Borja Terán  Periodista

Màxim Huerta y toda la libertad que hay detrás de su 'tuit' de despedida

El escritor y periodista Máximo Huerta.
El escritor y periodista Máximo Huerta.
GREG A. SEBASTIAN

Aquí, un tuit de Màxim Huerta: "Hoy ha sido mi último espacio de Palabras para Max en 'No es un día cualquiera'. Gracias al equipo de Carles Mesa y enhorabuena por el trabajo a los compañeros de programa. Por asuntos familiares necesito más tiempo en casa".

En realidad, es más que un tuit. A simple vista, una despedida. En el fondo, estas líneas esconden la catarsis del trabajo profundo que hay detrás de uno de los espacios más brillantes de la radio actual. Porque Palabras para Max ha sido y es uno de los espacios más brillantes de la radio actual. Una sección de esas que esperas con ilusión porque te reta, te descubre. Porque no la puedes pronosticar.

Ahora se acaba. Ojalá sea un ida que encuentra un billete de vuelta. Palabras para Max ha trascendido porque ha sido un ejercicio de libertad de Màxim Huerta. Con su capacidad para jugar en el directo, con su cualidad para compartir emociones, ironías, frustraciones y, en definitiva, vivencias como si tal cosa. No sucede mucho en la radio de hoy. Máxim es verdad. Incontrolable verdad.

"La radio sólo se puede improvisar si hay detrás un relato bien tejido."

Aunque es esa verdad que sabe cuándo y dónde está el límite. Esa verdad que es traviesa pero responsable, que tiene un punto de candidez infantil entremezclada con la sabiduría de la experiencia. Esa verdad que entiende que en la radio sólo se puede improvisar si hay detrás un relato bien preparado, hilado, tejido.

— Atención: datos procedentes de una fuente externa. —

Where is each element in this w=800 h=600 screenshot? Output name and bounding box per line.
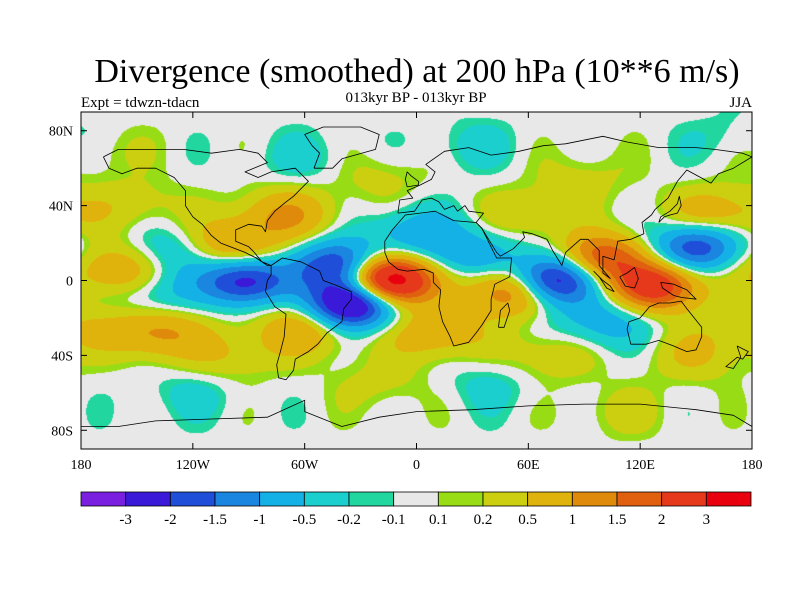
chart-title: Divergence (smoothed) at 200 hPa (10**6 … [94,53,739,90]
colorbar-label: -1.5 [203,512,227,528]
y-tick-label: 80S [51,424,73,439]
coastlines [81,126,752,427]
x-tick-label: 120E [625,458,655,473]
coastline-sumatra [593,270,615,293]
colorbar-swatch [393,491,439,507]
colorbar-swatch [705,491,752,507]
colorbar-label: 0.5 [518,512,537,528]
colorbar-swatch [348,491,395,507]
coastline-south-america [265,257,352,381]
y-tick-label: 80N [49,125,73,140]
coastline-borneo [619,267,639,289]
x-tick-label: 0 [413,458,420,473]
x-tick-label: 180 [742,458,763,473]
divergence-field [81,112,752,449]
chart-subtitle: 013kyr BP - 013kyr BP [345,90,486,106]
x-tick-label: 60E [517,458,540,473]
colorbar-label: -0.5 [292,512,316,528]
colorbar-swatch [571,491,618,507]
colorbar-label: -1 [253,512,266,528]
colorbar-label: -0.1 [382,512,406,528]
experiment-label: Expt = tdwzn-tdacn [81,95,200,111]
coastline-new-guinea [660,282,697,300]
colorbar-swatch [259,491,305,507]
y-axis: 80N 40N 0 40S 80S [49,125,752,439]
colorbar-label: 3 [703,512,711,528]
colorbar-swatch [661,491,707,507]
colorbar-swatch [214,491,261,507]
colorbar-swatch [616,491,663,507]
season-label: JJA [729,95,752,111]
coastline-new-zealand [725,345,749,369]
colorbar-label: -0.2 [337,512,361,528]
coastline-uk [404,171,419,188]
colorbar-label: 0.2 [474,512,493,528]
y-tick-label: 40S [51,349,73,364]
colorbar-label: 1 [569,512,577,528]
x-axis: 180 120W 60W 0 60E 120E 180 [71,112,763,473]
coastline-eurasia [397,135,752,279]
coastline-australia [626,300,703,352]
y-tick-label: 40N [49,200,73,215]
coastline-north-america [103,149,309,266]
colorbar-label: 0.1 [429,512,448,528]
colorbar-swatch [527,491,573,507]
colorbar-swatch [482,491,529,507]
colorbar-swatch [303,491,350,507]
colorbar-label: -3 [119,512,132,528]
colorbar-swatch [125,491,171,507]
colorbar-swatch [437,491,484,507]
coastline-africa [384,210,512,347]
colorbar-label: -2 [164,512,177,528]
colorbar-swatch [169,491,216,507]
colorbar-label: 2 [658,512,666,528]
coastline-madagascar [498,302,511,328]
x-tick-label: 60W [291,458,319,473]
coastline-greenland [304,126,380,169]
colorbar-label: 1.5 [608,512,627,528]
y-tick-label: 0 [66,275,73,290]
colorbar: -3 -2 -1.5 -1 -0.5 -0.2 -0.1 0.1 0.2 0.5 1 1.5 2 3 [80,491,752,528]
coastline-japan [658,195,682,223]
coastline-antarctica [81,399,752,427]
colorbar-swatch [80,491,127,507]
x-tick-label: 180 [71,458,92,473]
x-tick-label: 120W [176,458,211,473]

Palabras para Max es literatura radiofónica. Literatura para todos los públicos, pues mientras todo parece una reunión distendida entre colegas interrumpiéndose hay detrás un guion con un arco narrativo que crece por los variopintos significados de la cultura de la palabra, esa cultura que retrata cómo somos. Incluso lo contradictorios que somos. Palabras para Max es la radio que se bebe en un instante pero que, ojo, lleva horas y horas de pensamientos en el proceso de preparación de un guion que luego se lanza sin red al aire de lo inesperado. Y tal vez, por eso mismo, a veces, hay que parar para respirar y seguir pensando. Eso, al fin y al cabo, también es la verdadera libertad.